The healthcare climate has changed, and consumer centricity in healthcare is now more important than ever. In order to better serve consumers, enact more personalized healthcare communication programs and develop more sustainable health programs that influence the lives of consumers for the better in the future, it is necessary for health providers and payers to leverage big data in new and innovative ways. There are huge stores of data available for healthcare industry insiders to take advantage of in order to profile consumers and ultimately better serve them through programs such as digital dashboards that are easily accessible to consumers, employers and healthcare payers.
What Kind of Data is Most Useful?
Successful healthcare consumer centricity programs take many different kinds of information into account. Healthcare payers and providers can better serve consumers with tailored communications and personalized programs by first obtaining the following types of data in a central repository:
- Behaviors – Information about lifestyle choices and behaviors that pertain to diet, exercise, activity, sleep patterns and other habits can be very helpful. These may be obtained through information from various databases, surveys and other records of interactions with consumers.
Claims – All claims tell a story, and can be used to tailor more personalized experiences for and communication with consumers in the future. A well-managed electronic records database is essential here. - Rx – Tracking and measuring pharmacy metrics can be very beneficial to healthcare payers, not only because it provides an opportunity to streamline cost initiatives, but also because it provides another opportunity to see what health choices consumers are making and where they’re spending their healthcare dollars.
- Biometric Devices – Since the dawn of the digital age, many advances have been made in the healthcare world, including the development of biometric devices that identify doctors and staff and gather vital information about patients. Statistics from these data records can be used to pinpoint trends, develop more customized healthcare products and services and make better predictions about healthcare outcomes.

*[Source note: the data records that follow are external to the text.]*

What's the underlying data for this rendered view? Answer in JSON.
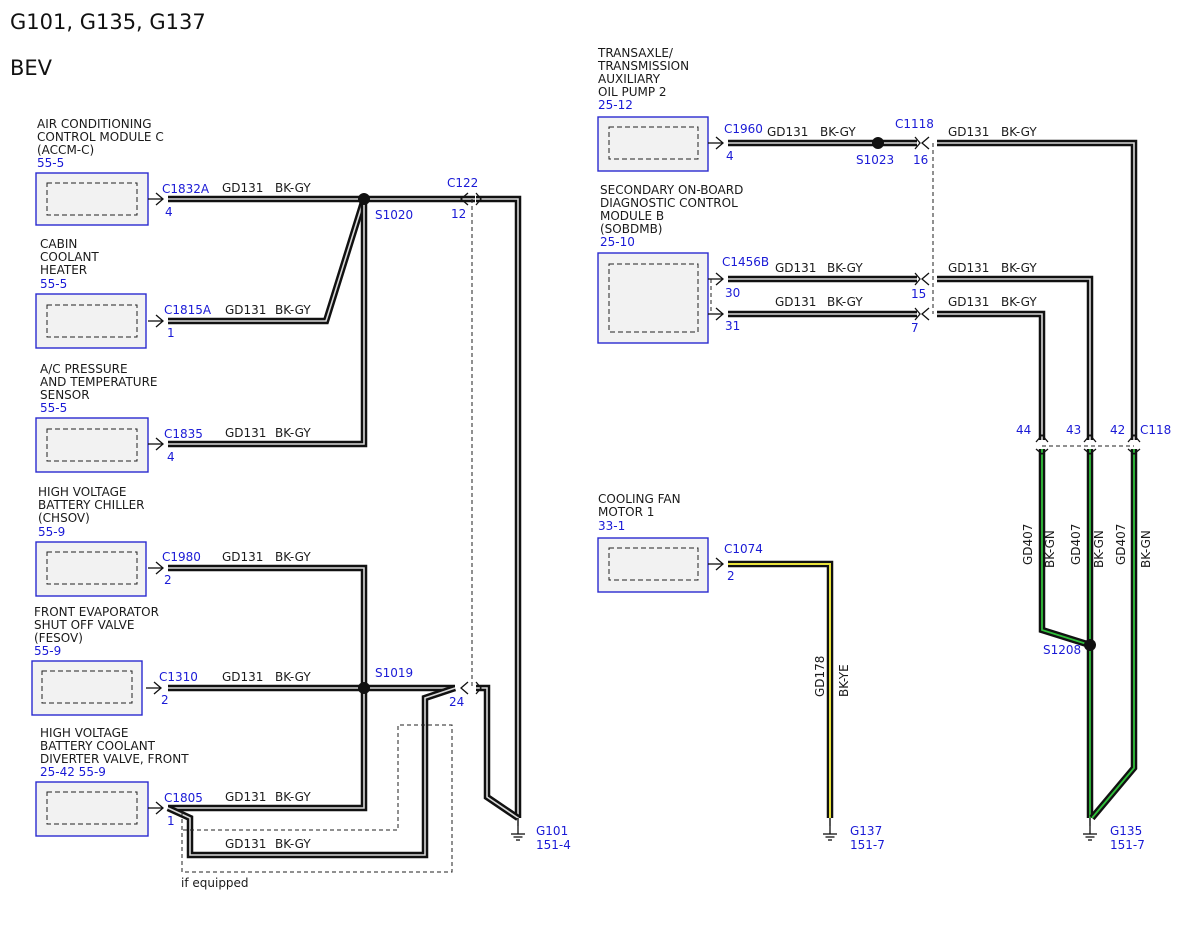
{
  "header": {
    "title": "G101, G135, G137",
    "subtitle": "BEV"
  },
  "components": [
    {
      "name": [
        "AIR CONDITIONING",
        "CONTROL MODULE C",
        "(ACCM-C)"
      ],
      "ref": "55-5",
      "connector": "C1832A",
      "pin": "4",
      "circuit": "GD131",
      "color": "BK-GY"
    },
    {
      "name": [
        "CABIN",
        "COOLANT",
        "HEATER"
      ],
      "ref": "55-5",
      "connector": "C1815A",
      "pin": "1",
      "circuit": "GD131",
      "color": "BK-GY"
    },
    {
      "name": [
        "A/C PRESSURE",
        "AND TEMPERATURE",
        "SENSOR"
      ],
      "ref": "55-5",
      "connector": "C1835",
      "pin": "4",
      "circuit": "GD131",
      "color": "BK-GY"
    },
    {
      "name": [
        "HIGH VOLTAGE",
        "BATTERY CHILLER",
        "(CHSOV)"
      ],
      "ref": "55-9",
      "connector": "C1980",
      "pin": "2",
      "circuit": "GD131",
      "color": "BK-GY"
    },
    {
      "name": [
        "FRONT EVAPORATOR",
        "SHUT OFF VALVE",
        "(FESOV)"
      ],
      "ref": "55-9",
      "connector": "C1310",
      "pin": "2",
      "circuit": "GD131",
      "color": "BK-GY"
    },
    {
      "name": [
        "HIGH VOLTAGE",
        "BATTERY COOLANT",
        "DIVERTER VALVE, FRONT"
      ],
      "ref": "25-42 55-9",
      "connector": "C1805",
      "pin": "1",
      "circuit": "GD131",
      "color": "BK-GY"
    },
    {
      "name": [
        "TRANSAXLE/",
        "TRANSMISSION",
        "AUXILIARY",
        "OIL PUMP 2"
      ],
      "ref": "25-12",
      "connector": "C1960",
      "pin": "4",
      "circuit": "GD131",
      "color": "BK-GY"
    },
    {
      "name": [
        "SECONDARY ON-BOARD",
        "DIAGNOSTIC CONTROL",
        "MODULE B",
        "(SOBDMB)"
      ],
      "ref": "25-10",
      "connector": "C1456B",
      "pins": [
        "30",
        "31"
      ],
      "circuit": "GD131",
      "color": "BK-GY"
    },
    {
      "name": [
        "COOLING FAN",
        "MOTOR 1"
      ],
      "ref": "33-1",
      "connector": "C1074",
      "pin": "2",
      "circuit": "GD178",
      "color": "BK-YE"
    }
  ],
  "wire": {
    "circuit": "GD131",
    "color": "BK-GY"
  },
  "wire_g135": {
    "circuit": "GD407",
    "color": "BK-GN"
  },
  "splices": [
    "S1020",
    "S1019",
    "S1023",
    "S1208"
  ],
  "inline": {
    "c122": {
      "name": "C122",
      "pins": [
        "12",
        "24"
      ]
    },
    "c1118": {
      "name": "C1118",
      "pins": [
        "16",
        "15",
        "7"
      ]
    },
    "c118": {
      "name": "C118",
      "pins": [
        "44",
        "43",
        "42"
      ]
    }
  },
  "grounds": [
    {
      "name": "G101",
      "ref": "151-4"
    },
    {
      "name": "G137",
      "ref": "151-7"
    },
    {
      "name": "G135",
      "ref": "151-7"
    }
  ],
  "note": "if equipped",
  "colors": {
    "label_blue": "#1a1ad6",
    "box_border": "#2a2ad0",
    "wire_gn": "#2fbf3a",
    "wire_ye": "#e8e23a"
  }
}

- Tests (Blood) – The records of blood tests can also be used to develop better products and services for consumers. The more information that healthcare payers and providers have about the unique populations they serve, the more personalized communications, experiences and programs they can provide.

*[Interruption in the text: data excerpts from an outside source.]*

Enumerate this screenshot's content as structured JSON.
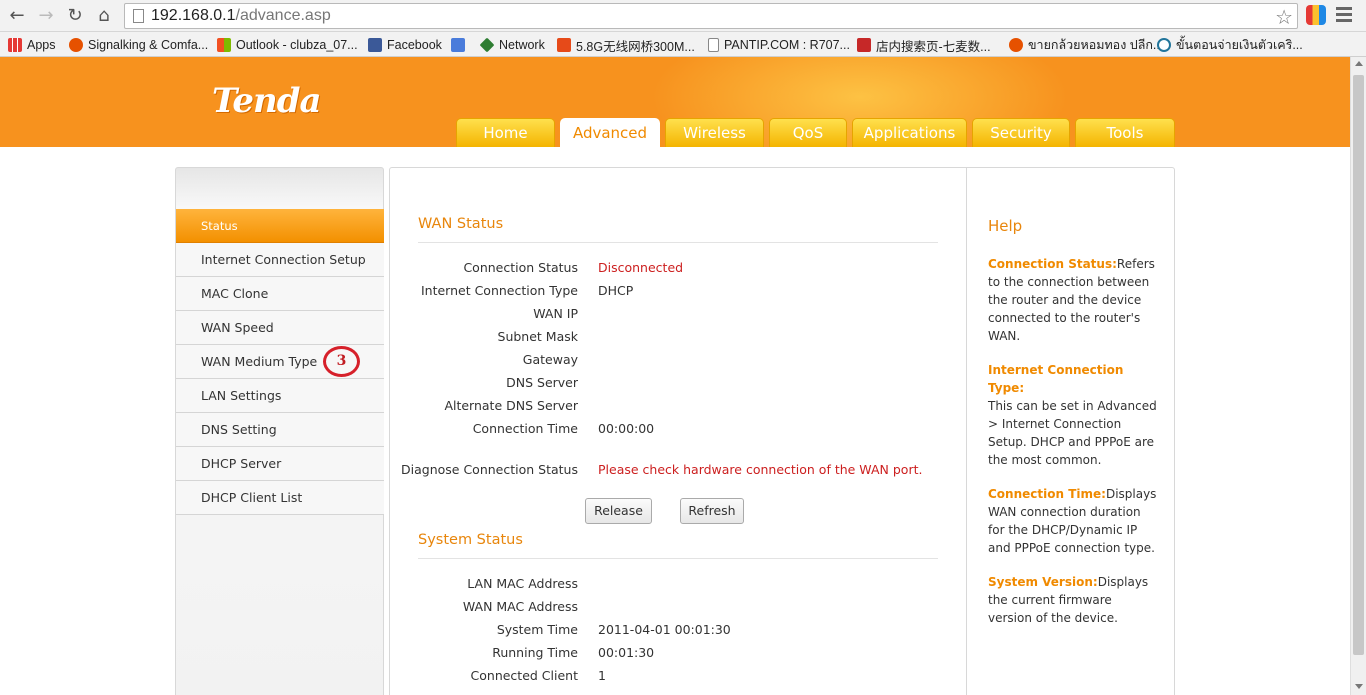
{
  "browser": {
    "url_host": "192.168.0.1",
    "url_path": "/advance.asp",
    "bookmarks": [
      {
        "label": "Apps",
        "icon": "apps-grid-icon"
      },
      {
        "label": "Signalking & Comfa...",
        "icon": "site-favicon-icon"
      },
      {
        "label": "Outlook - clubza_07...",
        "icon": "windows-logo-icon"
      },
      {
        "label": "Facebook",
        "icon": "facebook-icon"
      },
      {
        "label": "",
        "icon": "google-icon"
      },
      {
        "label": "Network",
        "icon": "network-diamond-icon"
      },
      {
        "label": "5.8G无线网桥300M...",
        "icon": "site-favicon-icon"
      },
      {
        "label": "PANTIP.COM : R707...",
        "icon": "page-icon"
      },
      {
        "label": "店内搜索页-七麦数...",
        "icon": "t-logo-icon"
      },
      {
        "label": "ขายกล้วยหอมทอง ปลีก...",
        "icon": "site-favicon-icon"
      },
      {
        "label": "ขั้นตอนจ่ายเงินตัวเคริ...",
        "icon": "wordpress-icon"
      }
    ]
  },
  "header": {
    "logo": "Tenda",
    "tabs": [
      "Home",
      "Advanced",
      "Wireless",
      "QoS",
      "Applications",
      "Security",
      "Tools"
    ],
    "active_tab": "Advanced"
  },
  "sidebar": {
    "items": [
      "Status",
      "Internet Connection Setup",
      "MAC Clone",
      "WAN Speed",
      "WAN Medium Type",
      "LAN Settings",
      "DNS Setting",
      "DHCP Server",
      "DHCP Client List"
    ],
    "active": "Status",
    "annotation": "3"
  },
  "wan_status": {
    "title": "WAN Status",
    "rows": [
      {
        "label": "Connection Status",
        "value": "Disconnected"
      },
      {
        "label": "Internet Connection Type",
        "value": "DHCP"
      },
      {
        "label": "WAN IP",
        "value": ""
      },
      {
        "label": "Subnet Mask",
        "value": ""
      },
      {
        "label": "Gateway",
        "value": ""
      },
      {
        "label": "DNS Server",
        "value": ""
      },
      {
        "label": "Alternate DNS Server",
        "value": ""
      },
      {
        "label": "Connection Time",
        "value": "00:00:00"
      }
    ],
    "diagnose_label": "Diagnose Connection Status",
    "diagnose_value": "Please check hardware connection of the WAN port.",
    "release_label": "Release",
    "refresh_label": "Refresh"
  },
  "system_status": {
    "title": "System Status",
    "rows": [
      {
        "label": "LAN MAC Address",
        "value": ""
      },
      {
        "label": "WAN MAC Address",
        "value": ""
      },
      {
        "label": "System Time",
        "value": "2011-04-01 00:01:30"
      },
      {
        "label": "Running Time",
        "value": "00:01:30"
      },
      {
        "label": "Connected Client",
        "value": "1"
      }
    ]
  },
  "help": {
    "title": "Help",
    "blocks": [
      {
        "key": "Connection Status:",
        "text": "Refers to the connection between the router and the device connected to the router's WAN."
      },
      {
        "key": "Internet Connection Type:",
        "text": "This can be set in Advanced > Internet Connection Setup. DHCP and PPPoE are the most common."
      },
      {
        "key": "Connection Time:",
        "text": "Displays WAN connection duration for the DHCP/Dynamic IP and PPPoE connection type."
      },
      {
        "key": "System Version:",
        "text": "Displays the current firmware version of the device."
      }
    ]
  },
  "colors": {
    "header_orange": "#f7921e",
    "accent_orange": "#e8860c",
    "error_red": "#cc1f1f",
    "annotation_red": "#d6202a"
  }
}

- Master Data (PHR, ethno-, techno-, socio- and demographic) – Perhaps the most useful chunk of data for profiling healthcare consumers is a master data file that includes demographics, personal health records, ethnographic information, socioeconomic information and all varieties of useful digital information about the group of consumers that a given healthcare organization serves.
What Can We Do With All This Data?
The goal of any successful consumer-profiling program should be to achieve the kind of strategic analytics that will support better health initiatives. Analytics can fuel tailored dashboards for consumers, employers and payers, which epitomize the new drive toward consumer centricity for healthcare payers. Such a dashboard provides a more convenient way for consumers to receive information from and communicate directly with healthcare payers and providers, which allows payers in particular to foster relationships with consumers that were not always possible in the past. These dashboards can also be used to gather more information about consumers in the future, and do so in a more organized, cost effective and streamlined way. In the end, the more insights a healthcare payer and/or provider can gain about the consumers they serve, the better prepared they will be to target personalized communications and develop more sustainable health programs in the future. It’s a win-win-win for the healthcare payer, the consumers who use their products and services and the employers who help provide health plans to their employees, when applicable.